Mit der Entdeckung wird eines der großen Rätsel der modernen Geschichtswissenschaft gelöst. Bis zu diesem Zeitpunkt waren fast keine Relikte des Solemischen Reichs gefunden worden, obwohl das Reich im lokalen Sektor Jahrtausende geherrscht hatte. Historiker gingen davon aus, dass die jeweiligen Nachfolgemächte die Infrastruktur übernommen und im Lauf der Zeit verändert haben. Tsibindas Entdeckung beweist, dass das Solemische Reich die meisten Mittel im interstellaren Raum bündelte, weitab von Sonnen und bewohnbaren Planeten. Die Installationen waren in der Nähe von Irrläuferplaneten und braunen Zwergen, die als Rohstoffquellen dienten. Die Konstruktionen waren riesig, aber ohne genaue Koordinaten verlieren sie sich im interstellaren Raum.

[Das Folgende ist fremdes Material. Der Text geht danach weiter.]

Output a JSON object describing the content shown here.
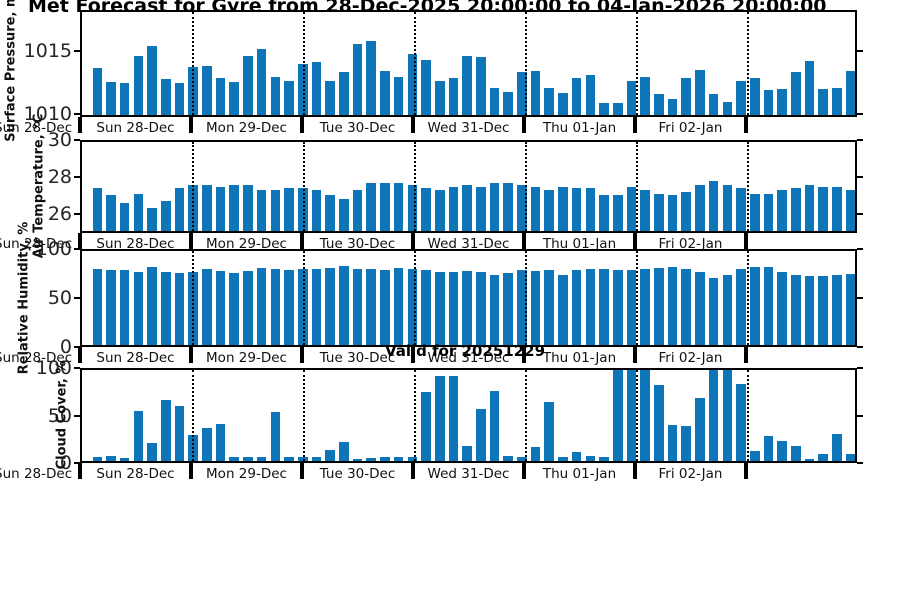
{
  "figure": {
    "title": "Met Forecast for Gyre from 28-Dec-2025 20:00:00 to 04-Jan-2026 20:00:00",
    "annotation": "Valid for 20251229"
  },
  "colors": {
    "bar": "#0e76b8",
    "axis": "#000000",
    "tick_text": "#262626"
  },
  "x_axis": {
    "edge_label": "Sun 28-Dec",
    "day_labels": [
      "Sun 28-Dec",
      "Mon 29-Dec",
      "Tue 30-Dec",
      "Wed 31-Dec",
      "Thu 01-Jan",
      "Fri 02-Jan",
      ""
    ]
  },
  "chart_data": [
    {
      "type": "bar",
      "id": "surface-pressure",
      "ylabel": "Surface Pressure, mb",
      "yticks": [
        {
          "label": "1015",
          "value": 1015
        },
        {
          "label": "1010",
          "value": 1010
        }
      ],
      "ylim": [
        1009.8,
        1018.2
      ],
      "bars_per_day": 8,
      "values": [
        1013.6,
        1012.5,
        1012.4,
        1014.6,
        1015.4,
        1012.7,
        1012.4,
        1013.7,
        1013.8,
        1012.8,
        1012.5,
        1014.6,
        1015.2,
        1012.9,
        1012.6,
        1014.0,
        1014.1,
        1012.6,
        1013.3,
        1015.6,
        1015.8,
        1013.4,
        1012.9,
        1014.8,
        1014.3,
        1012.6,
        1012.8,
        1014.6,
        1014.5,
        1012.0,
        1011.7,
        1013.3,
        1013.4,
        1012.0,
        1011.6,
        1012.8,
        1013.1,
        1010.8,
        1010.8,
        1012.6,
        1012.9,
        1011.5,
        1011.1,
        1012.8,
        1013.5,
        1011.5,
        1010.9,
        1012.6,
        1012.8,
        1011.8,
        1011.9,
        1013.3,
        1014.2,
        1011.9,
        1012.0,
        1013.4
      ]
    },
    {
      "type": "bar",
      "id": "air-temperature",
      "ylabel": "Air Temperature, °C",
      "yticks": [
        {
          "label": "30",
          "value": 30
        },
        {
          "label": "28",
          "value": 28
        },
        {
          "label": "26",
          "value": 26
        }
      ],
      "ylim": [
        25,
        30
      ],
      "bars_per_day": 8,
      "values": [
        27.4,
        27.0,
        26.6,
        27.1,
        26.3,
        26.7,
        27.4,
        27.6,
        27.6,
        27.5,
        27.6,
        27.6,
        27.3,
        27.3,
        27.4,
        27.4,
        27.3,
        27.0,
        26.8,
        27.3,
        27.7,
        27.7,
        27.7,
        27.6,
        27.4,
        27.3,
        27.5,
        27.6,
        27.5,
        27.7,
        27.7,
        27.6,
        27.5,
        27.3,
        27.5,
        27.4,
        27.4,
        27.0,
        27.0,
        27.5,
        27.3,
        27.1,
        27.0,
        27.2,
        27.6,
        27.8,
        27.6,
        27.4,
        27.1,
        27.1,
        27.3,
        27.4,
        27.6,
        27.5,
        27.5,
        27.3
      ]
    },
    {
      "type": "bar",
      "id": "relative-humidity",
      "ylabel": "Relative Humidity, %",
      "yticks": [
        {
          "label": "100",
          "value": 100
        },
        {
          "label": "50",
          "value": 50
        },
        {
          "label": "0",
          "value": 0
        }
      ],
      "ylim": [
        0,
        100
      ],
      "bars_per_day": 8,
      "values": [
        81,
        80,
        80,
        78,
        83,
        78,
        77,
        78,
        81,
        79,
        77,
        79,
        82,
        81,
        80,
        81,
        81,
        82,
        84,
        81,
        81,
        80,
        82,
        81,
        80,
        78,
        78,
        79,
        78,
        74,
        77,
        80,
        79,
        80,
        75,
        80,
        81,
        81,
        80,
        80,
        81,
        82,
        83,
        81,
        78,
        71,
        74,
        81,
        83,
        83,
        78,
        75,
        73,
        73,
        74,
        76
      ]
    },
    {
      "type": "bar",
      "id": "cloud-cover",
      "ylabel": "Cloud Cover, %",
      "yticks": [
        {
          "label": "100",
          "value": 100
        },
        {
          "label": "50",
          "value": 50
        },
        {
          "label": "0",
          "value": 0
        }
      ],
      "ylim": [
        0,
        100
      ],
      "bars_per_day": 8,
      "values": [
        4,
        6,
        3,
        55,
        20,
        67,
        60,
        29,
        36,
        41,
        4,
        4,
        4,
        54,
        4,
        4,
        4,
        12,
        21,
        2,
        3,
        4,
        4,
        4,
        76,
        93,
        93,
        17,
        57,
        77,
        5,
        4,
        15,
        65,
        4,
        10,
        5,
        4,
        100,
        100,
        100,
        84,
        40,
        39,
        69,
        100,
        100,
        85,
        11,
        28,
        22,
        16,
        2,
        8,
        30,
        8
      ]
    }
  ]
}
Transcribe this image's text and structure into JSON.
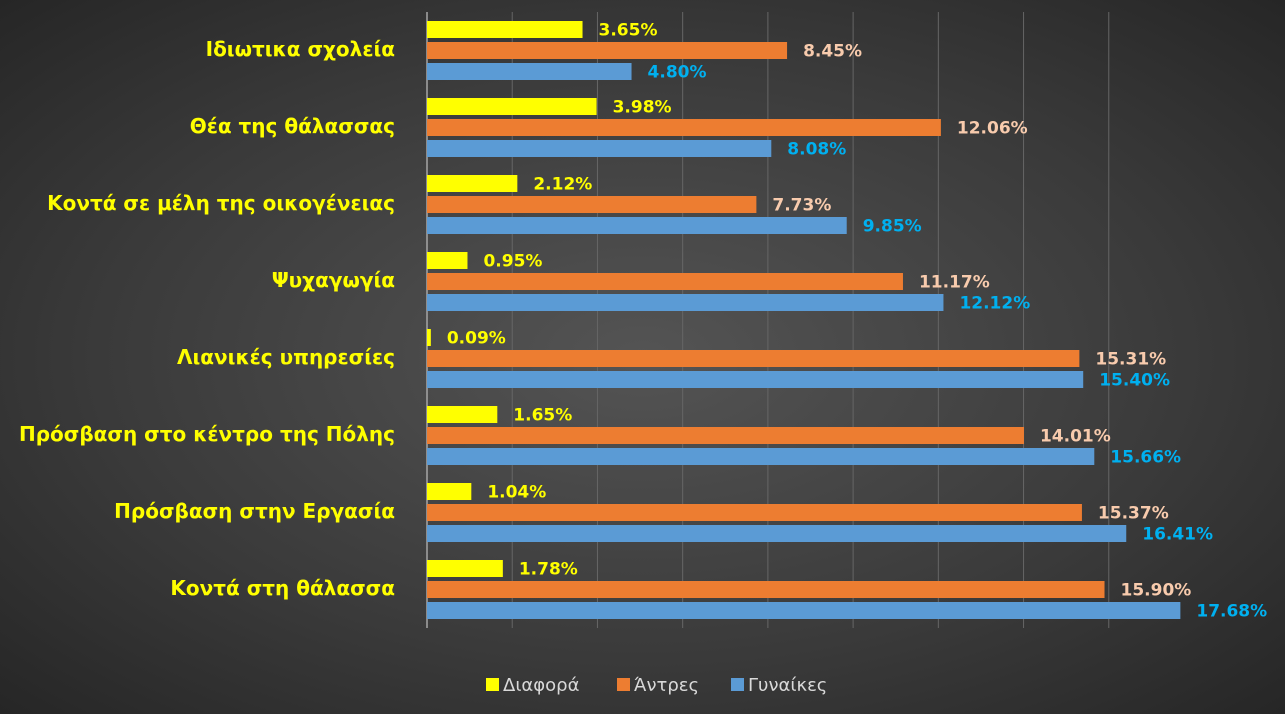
{
  "chart_data": {
    "type": "hbar",
    "categories": [
      "Ιδιωτικα σχολεία",
      "Θέα της θάλασσας",
      "Κοντά σε μέλη της οικογένειας",
      "Ψυχαγωγία",
      "Λιανικές υπηρεσίες",
      "Πρόσβαση στο κέντρο της Πόλης",
      "Πρόσβαση στην Εργασία",
      "Κοντά στη θάλασσα"
    ],
    "series": [
      {
        "name": "Διαφορά",
        "color": "#ffff00",
        "label_color": "#ffff00",
        "values": [
          3.65,
          3.98,
          2.12,
          0.95,
          0.09,
          1.65,
          1.04,
          1.78
        ],
        "value_labels": [
          "3.65%",
          "3.98%",
          "2.12%",
          "0.95%",
          "0.09%",
          "1.65%",
          "1.04%",
          "1.78%"
        ]
      },
      {
        "name": "Άντρες",
        "color": "#ed7d31",
        "label_color": "#f8cbad",
        "values": [
          8.45,
          12.06,
          7.73,
          11.17,
          15.31,
          14.01,
          15.37,
          15.9
        ],
        "value_labels": [
          "8.45%",
          "12.06%",
          "7.73%",
          "11.17%",
          "15.31%",
          "14.01%",
          "15.37%",
          "15.90%"
        ]
      },
      {
        "name": "Γυναίκες",
        "color": "#5b9bd5",
        "label_color": "#00b0f0",
        "values": [
          4.8,
          8.08,
          9.85,
          12.12,
          15.4,
          15.66,
          16.41,
          17.68
        ],
        "value_labels": [
          "4.80%",
          "8.08%",
          "9.85%",
          "12.12%",
          "15.40%",
          "15.66%",
          "16.41%",
          "17.68%"
        ]
      }
    ],
    "xlim": [
      0,
      18
    ],
    "xticks": [
      0,
      2,
      4,
      6,
      8,
      10,
      12,
      14,
      16
    ],
    "grid": true,
    "legend": "bottom"
  }
}
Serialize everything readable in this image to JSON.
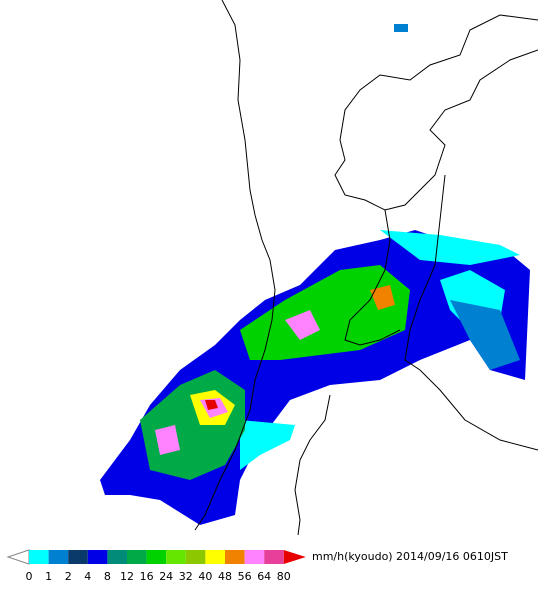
{
  "legend": {
    "unit": "mm/h(kyoudo)",
    "timestamp": "2014/09/16 0610JST",
    "ticks": [
      0,
      1,
      2,
      4,
      8,
      12,
      16,
      24,
      32,
      40,
      48,
      56,
      64,
      80
    ],
    "colors": [
      "#ffffff",
      "#00ffff",
      "#0080d0",
      "#0a3a6a",
      "#0000e6",
      "#008c78",
      "#00aa46",
      "#00d200",
      "#64e600",
      "#8cc800",
      "#ffff00",
      "#f08200",
      "#ff82ff",
      "#e6409b",
      "#e60000"
    ]
  }
}
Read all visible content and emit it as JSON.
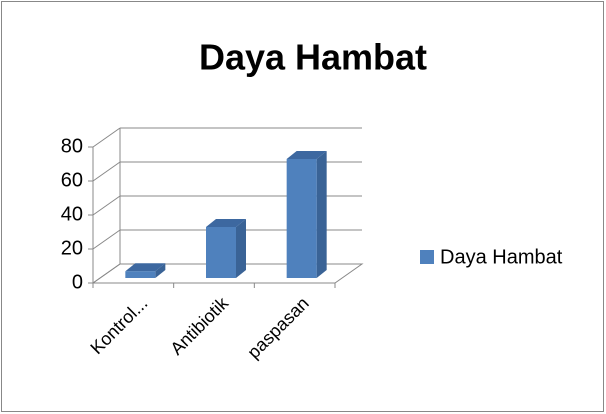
{
  "chart_data": {
    "type": "bar3d",
    "title": "Daya Hambat",
    "categories": [
      "Kontrol...",
      "Antibiotik",
      "paspasan"
    ],
    "series": [
      {
        "name": "Daya Hambat",
        "color": "#4f81bd",
        "values": [
          4,
          30,
          70
        ]
      }
    ],
    "ylim": [
      0,
      80
    ],
    "yticks": [
      0,
      20,
      40,
      60,
      80
    ],
    "grid": true,
    "legend": "right"
  }
}
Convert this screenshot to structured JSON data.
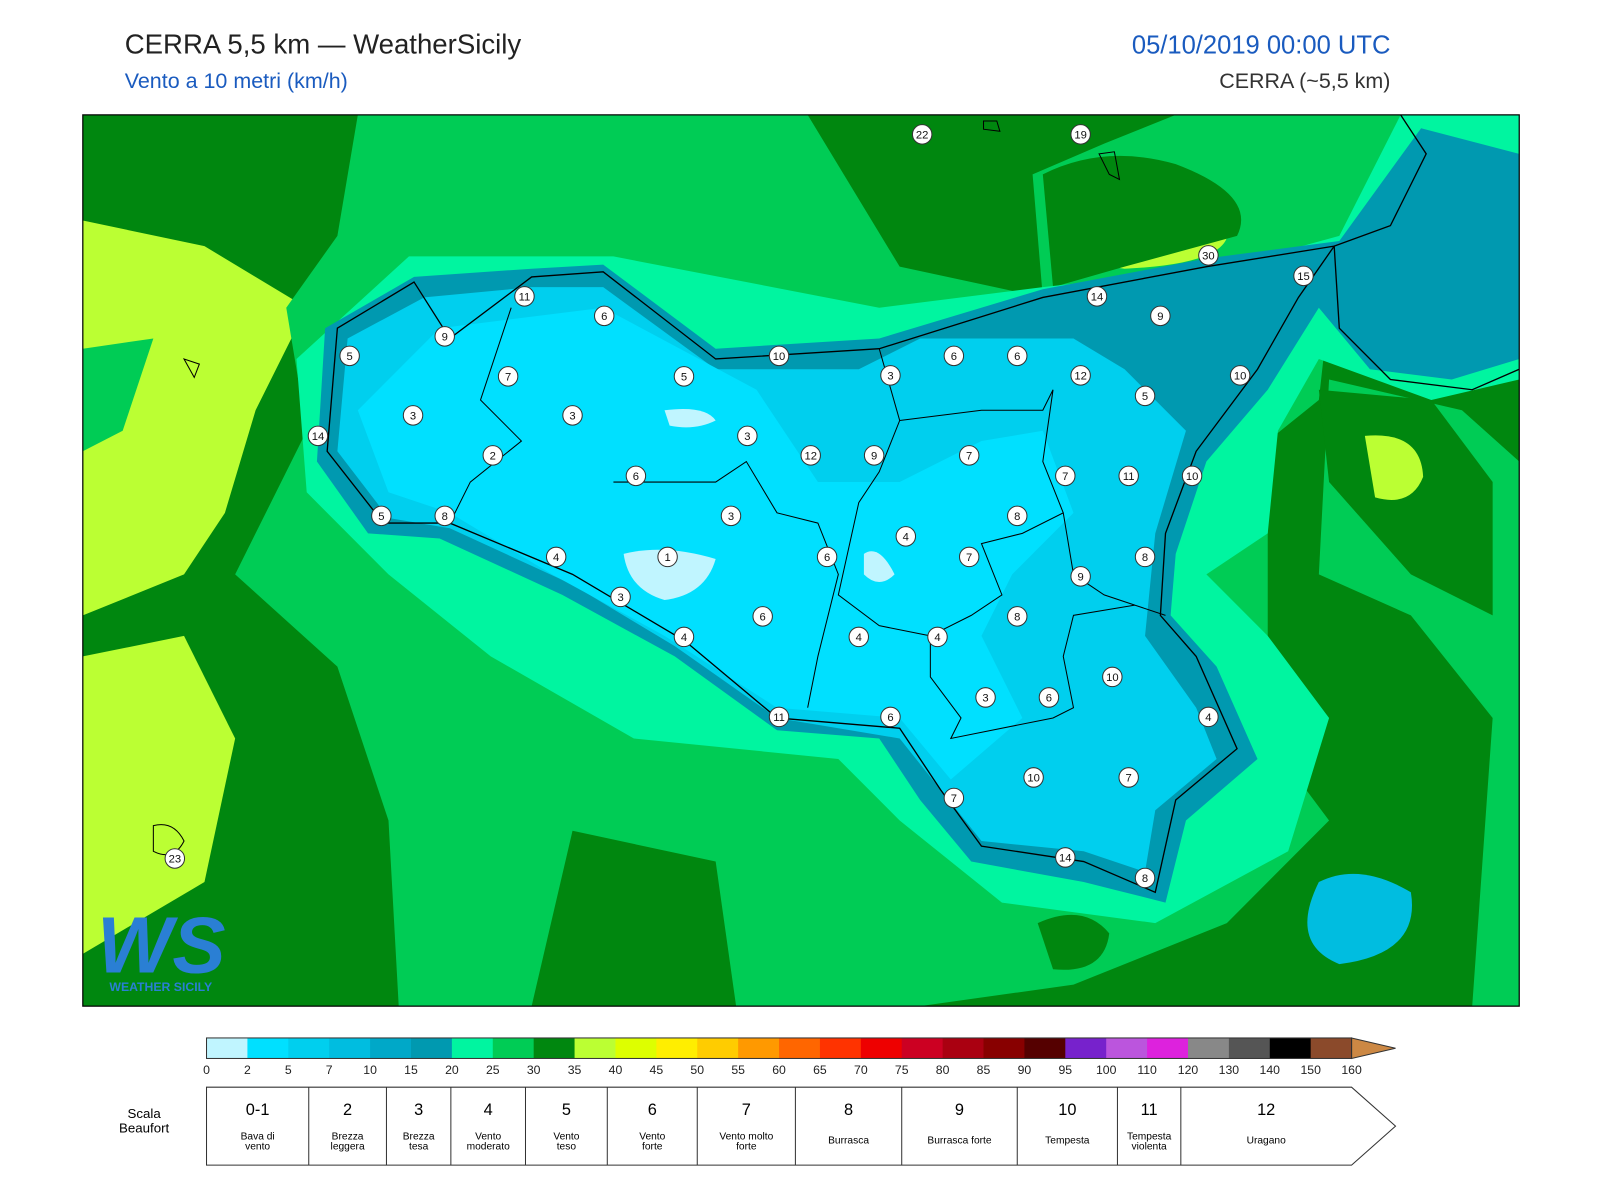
{
  "header": {
    "title": "CERRA 5,5 km — WeatherSicily",
    "subtitle": "Vento a 10 metri (km/h)",
    "date": "05/10/2019 00:00 UTC",
    "model": "CERRA (~5,5 km)"
  },
  "logo": {
    "mark": "WS",
    "text": "WEATHER SICILY"
  },
  "stations": [
    22,
    19,
    30,
    15,
    11,
    6,
    14,
    9,
    9,
    5,
    10,
    3,
    6,
    6,
    7,
    5,
    12,
    5,
    10,
    3,
    3,
    14,
    3,
    12,
    9,
    7,
    2,
    6,
    7,
    11,
    10,
    5,
    8,
    3,
    4,
    8,
    4,
    1,
    6,
    7,
    8,
    9,
    3,
    6,
    8,
    4,
    4,
    4,
    10,
    3,
    6,
    11,
    6,
    4,
    10,
    7,
    7,
    23,
    14,
    8
  ],
  "colorbar": {
    "ticks": [
      0,
      2,
      5,
      7,
      10,
      15,
      20,
      25,
      30,
      35,
      40,
      45,
      50,
      55,
      60,
      65,
      70,
      75,
      80,
      85,
      90,
      95,
      100,
      110,
      120,
      130,
      140,
      150,
      160
    ],
    "colors": [
      "#c0f5ff",
      "#00e0ff",
      "#00cfee",
      "#00bde0",
      "#00a8c8",
      "#0099b0",
      "#00f5a0",
      "#00cc55",
      "#00870f",
      "#bbff33",
      "#ddff00",
      "#ffee00",
      "#ffcc00",
      "#ff9900",
      "#ff6600",
      "#ff3300",
      "#ee0000",
      "#cc0022",
      "#aa0011",
      "#880000",
      "#550000",
      "#7722cc",
      "#bb55dd",
      "#dd22dd",
      "#888888",
      "#555555",
      "#000000",
      "#8b4a2b",
      "#cc8844"
    ]
  },
  "beaufort": {
    "label": "Scala Beaufort",
    "levels": [
      {
        "force": "0-1",
        "name": "Bava di vento"
      },
      {
        "force": "2",
        "name": "Brezza leggera"
      },
      {
        "force": "3",
        "name": "Brezza tesa"
      },
      {
        "force": "4",
        "name": "Vento moderato"
      },
      {
        "force": "5",
        "name": "Vento teso"
      },
      {
        "force": "6",
        "name": "Vento forte"
      },
      {
        "force": "7",
        "name": "Vento molto forte"
      },
      {
        "force": "8",
        "name": "Burrasca"
      },
      {
        "force": "9",
        "name": "Burrasca forte"
      },
      {
        "force": "10",
        "name": "Tempesta"
      },
      {
        "force": "11",
        "name": "Tempesta violenta"
      },
      {
        "force": "12",
        "name": "Uragano"
      }
    ]
  }
}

Warum sich diese Zivilisation von Sonnen fernhielt, ist nicht geklärt. Aber für eine High-Tech Zivilisation ist die Nähe zu einer Sonne nicht wichtig. Energie ist im Überfluss vorhanden, wenn es eine Wasserstoffquelle gibt, wie einen Eisriesen einen braunen Zwerg. Ein Leben im interstellaren Raum ist gar nicht so ungewöhnlich. Schon seit über 500 Jahren kennen die Menschen den Mansalu-Komplex. Ein Großteil der Mansalu lebt im interstellaren Raum.

Bei vielen Völkern gibt es mobile Habitate, die sich vor allem im interstellaren Raum aufhalten. Sie "ankern" an Einzelgängerplaneten und besuchen gelegentlich Sonnensysteme. Einige sind sehr groß, manchmal hundert Kilometer und von vielen Millionen Individuen bewohnt. Sie sind wirtschaftlich autark und sind eigene kleine Welten. Viele dieser Habitate sehen die hohe Dichte planetarer Systeme eher als Risiko, denn als Bereicherung an. Die Besonderheit im Fall des Solemischen Reichs ist, dass sich fast die gesamte Zivilisation im interstellaren Leerraum befand.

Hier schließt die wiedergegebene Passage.